Sorry blog, there hasn't been much love for you lately.  But I have a couple stories needed to be recorded before they are completely lost to time and my inability to remember...well...anything.

#1.  A Valentine to Remember:

Valentines has been over for quite a while, but I couldn't let it completely slip away before writing about the very best Valentine I have EVER gotten.  Now you may have rose petals and delicious morsels of chocolatey goodness dancing in your head, but this was a Valentine of a different sort.  As I was helping Anya purge some shoes and clothes in her room I felt something whiz by my head.  "Mom, look!" she exclaimed.  "There is something with your name on it, right behind you!!"  {if you know Anya, you know she only speaks in exclamations!} Here is what I found.
Before I could even read what it said.  She gleefully shouted out "It's a leprous dog! - Happy Valentines Day!!"  Yep.  There it is.  A leprous dog, so conveniently named "Leper".
However, Valentines wasn't over for me yet.  She also sweetly placed a another Valentine under my pillow, so I could read it before I went to bed.  This one was a little more generic, but still had that Anya pizazz.  The glue she used to assemble the Valentine didn't quite have time to dry, so not only was it under my pillow, but glued to my pillow.
*Sigh* LOVE that girl!

#2.  Never Give a 10 Year Old a Challenge You Don't actually expect her to rise to:

We have been watching a lot of shows about surviving in the wilderness lately.  So now when the kids go out to play this has been a favorite game.  Pretending they are stranded on a island, lost in the woods, or without water in the middle of the desert.  Today I was watching as they collected items to make a bow and drill set to start a fire.  I had the windows open so I could hear them clearly, even though I was in the house.
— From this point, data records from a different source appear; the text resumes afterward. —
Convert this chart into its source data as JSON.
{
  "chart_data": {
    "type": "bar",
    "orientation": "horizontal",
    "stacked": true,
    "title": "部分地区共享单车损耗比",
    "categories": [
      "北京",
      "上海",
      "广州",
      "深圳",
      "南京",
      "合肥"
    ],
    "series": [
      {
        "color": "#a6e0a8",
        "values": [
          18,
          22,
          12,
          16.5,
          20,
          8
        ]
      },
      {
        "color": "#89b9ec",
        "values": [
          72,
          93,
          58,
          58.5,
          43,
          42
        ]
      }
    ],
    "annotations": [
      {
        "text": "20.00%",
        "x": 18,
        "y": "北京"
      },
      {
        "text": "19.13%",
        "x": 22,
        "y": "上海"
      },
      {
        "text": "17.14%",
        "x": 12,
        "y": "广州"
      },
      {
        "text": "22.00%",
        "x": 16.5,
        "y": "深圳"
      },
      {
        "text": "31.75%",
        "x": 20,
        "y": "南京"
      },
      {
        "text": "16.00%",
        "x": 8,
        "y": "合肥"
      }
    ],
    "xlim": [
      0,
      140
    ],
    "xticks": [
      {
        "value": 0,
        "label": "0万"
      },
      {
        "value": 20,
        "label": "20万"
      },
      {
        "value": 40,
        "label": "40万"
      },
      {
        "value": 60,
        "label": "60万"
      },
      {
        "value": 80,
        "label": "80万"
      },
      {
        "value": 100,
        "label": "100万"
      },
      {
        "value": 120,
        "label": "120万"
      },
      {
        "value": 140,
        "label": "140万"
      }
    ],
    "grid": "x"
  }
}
Charis:  Anya what do you think will happen if I really start a fire?

Anya:  I don't know?  Do you think it could actually happen?

Charis:  Well I am pretty good at starting fires.  {Really!?}

Me:  {Calling from inside} If you can start a fire without using a lighter or matches.  I'll give you $5!  {Why I said that, I'll never know?  What mother, in her right mind, challenges their child to start a fire in the front yard?}

Five minutes later.  I am on the phone with the bank trying to figure out some mysterious charges and Micaiah runs up to me saying, "You owe Charis five bucks!"

Me:  What!?

Micaiah:  Come see!

Me:  REALLY?!
I wish the camera had captured the smoke and embers, but alas
you will just have to trust me that there really is a fire in this picture.
Yup.  Charis remembered that we kept a magnesium fire starter {kind of like flint and steel - you rub it together in such as way as to create a spark} in the glove compartment of our van {in case we ever get stranded in the middle of nowhere and need to be able to start a fire... I guess}.
So, now I ask?  Do I still owe her the $5?  Hmmm...I suppose I do.